After opening with a calypso tune from the inimitable Louis Armstrong, "High Society" really has nowhere to go but down, yet somehow director Charles Walters manages to keep this Technicolor musical sparkling through the next 100 minutes.
A re-telling of the 1940 hit "The Philadelphia Story" (which starred James Stewart, Katharine Hepburn, and Cary Grant), "High Society" retreads the story of wealthy "cold goddess" Tracy Samantha Lord (Kelly), whose upcoming marriage to a boring businessman is scuppered by the arrival of her previous husband, the "jukebox hero" Dexter (Crosby) and a pair of reporters from a cheap tabloid (Sinatra, Holm).
While it never comes close to the screwball charm of Hepburn and Co's outing, this is still a great musical... and one that's previously been grossly underrated.
Hopefully this reissue will remind audiences about both its charm and its fantastic selection of Cole Porter numbers, including "Who Wants to Be a Millionaire?", "Now You Has Jazz", and the hilarious Sinatra/Crosby duet on "Well, Did You Evah".
There's also lots of fun to be had watching the cast bounce off each other.

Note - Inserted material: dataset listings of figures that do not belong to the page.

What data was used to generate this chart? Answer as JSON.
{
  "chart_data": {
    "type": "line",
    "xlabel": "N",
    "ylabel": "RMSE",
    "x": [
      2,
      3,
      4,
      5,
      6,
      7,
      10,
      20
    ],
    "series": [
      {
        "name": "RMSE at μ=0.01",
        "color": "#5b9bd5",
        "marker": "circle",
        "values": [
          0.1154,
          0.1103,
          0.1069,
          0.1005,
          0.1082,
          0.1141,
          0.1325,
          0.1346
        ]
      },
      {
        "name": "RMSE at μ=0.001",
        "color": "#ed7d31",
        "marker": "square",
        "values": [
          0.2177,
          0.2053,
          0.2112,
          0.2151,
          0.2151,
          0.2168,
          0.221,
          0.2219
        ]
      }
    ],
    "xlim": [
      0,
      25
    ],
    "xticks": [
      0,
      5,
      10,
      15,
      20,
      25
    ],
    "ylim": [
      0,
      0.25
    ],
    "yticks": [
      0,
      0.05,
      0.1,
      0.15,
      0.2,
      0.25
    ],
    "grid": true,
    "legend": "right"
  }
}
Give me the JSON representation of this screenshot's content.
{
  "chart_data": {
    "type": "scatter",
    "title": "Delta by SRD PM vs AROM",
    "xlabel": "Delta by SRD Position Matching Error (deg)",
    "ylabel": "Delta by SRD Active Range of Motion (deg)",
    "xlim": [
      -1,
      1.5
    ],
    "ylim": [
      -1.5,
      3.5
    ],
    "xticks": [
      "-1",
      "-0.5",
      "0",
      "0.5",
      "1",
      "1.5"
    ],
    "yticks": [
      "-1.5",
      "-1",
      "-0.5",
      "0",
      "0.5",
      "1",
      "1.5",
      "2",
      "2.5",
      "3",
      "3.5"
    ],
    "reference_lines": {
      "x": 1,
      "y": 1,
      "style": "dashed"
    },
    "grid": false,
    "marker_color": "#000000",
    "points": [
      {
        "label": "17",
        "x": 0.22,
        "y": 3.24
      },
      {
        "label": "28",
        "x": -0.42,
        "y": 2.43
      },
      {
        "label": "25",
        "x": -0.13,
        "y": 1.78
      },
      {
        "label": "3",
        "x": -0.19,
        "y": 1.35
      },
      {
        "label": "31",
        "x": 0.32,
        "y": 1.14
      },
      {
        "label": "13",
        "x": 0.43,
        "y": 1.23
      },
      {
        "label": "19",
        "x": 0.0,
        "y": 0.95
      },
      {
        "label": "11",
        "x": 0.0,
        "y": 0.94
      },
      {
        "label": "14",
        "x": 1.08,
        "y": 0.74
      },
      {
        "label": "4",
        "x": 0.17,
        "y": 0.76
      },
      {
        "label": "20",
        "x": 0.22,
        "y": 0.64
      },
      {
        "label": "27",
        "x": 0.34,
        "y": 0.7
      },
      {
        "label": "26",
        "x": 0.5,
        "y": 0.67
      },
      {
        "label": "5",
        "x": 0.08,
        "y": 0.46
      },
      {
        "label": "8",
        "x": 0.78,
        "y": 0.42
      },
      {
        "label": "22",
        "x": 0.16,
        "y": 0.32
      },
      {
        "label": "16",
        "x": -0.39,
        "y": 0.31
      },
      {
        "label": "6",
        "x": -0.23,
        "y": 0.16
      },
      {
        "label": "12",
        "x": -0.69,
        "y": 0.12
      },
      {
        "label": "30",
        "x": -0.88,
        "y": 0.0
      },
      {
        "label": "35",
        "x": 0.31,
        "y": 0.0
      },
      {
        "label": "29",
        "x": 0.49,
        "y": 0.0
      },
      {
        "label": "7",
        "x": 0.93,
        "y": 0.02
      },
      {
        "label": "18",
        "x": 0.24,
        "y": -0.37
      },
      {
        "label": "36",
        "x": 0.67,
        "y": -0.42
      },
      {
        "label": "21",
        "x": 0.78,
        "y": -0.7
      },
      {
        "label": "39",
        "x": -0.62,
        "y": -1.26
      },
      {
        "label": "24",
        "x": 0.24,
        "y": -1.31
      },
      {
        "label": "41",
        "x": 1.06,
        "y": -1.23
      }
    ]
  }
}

While Crosby's so relaxed he looks half asleep, the rest of the players are full of life, from Sinatra's cynical reporter to Kelly's radiant exuberance, not to mention the understated comedy of Celeste Holm, who almost steals the show as the droll foil to the others' lovestruck antics.
Although Walters' direction is painfully flat, the scenes still sparkle, and the drunken wedding party is hilarious (with a wasted Kelly shouting "I'm sensational!" to anyone who'll listen), matched only by the hangover the next morning when even the rattle of the breakfast china is too much to handle.
It's a fantastic comedy and a musical that thoroughly deserves to be reassessed.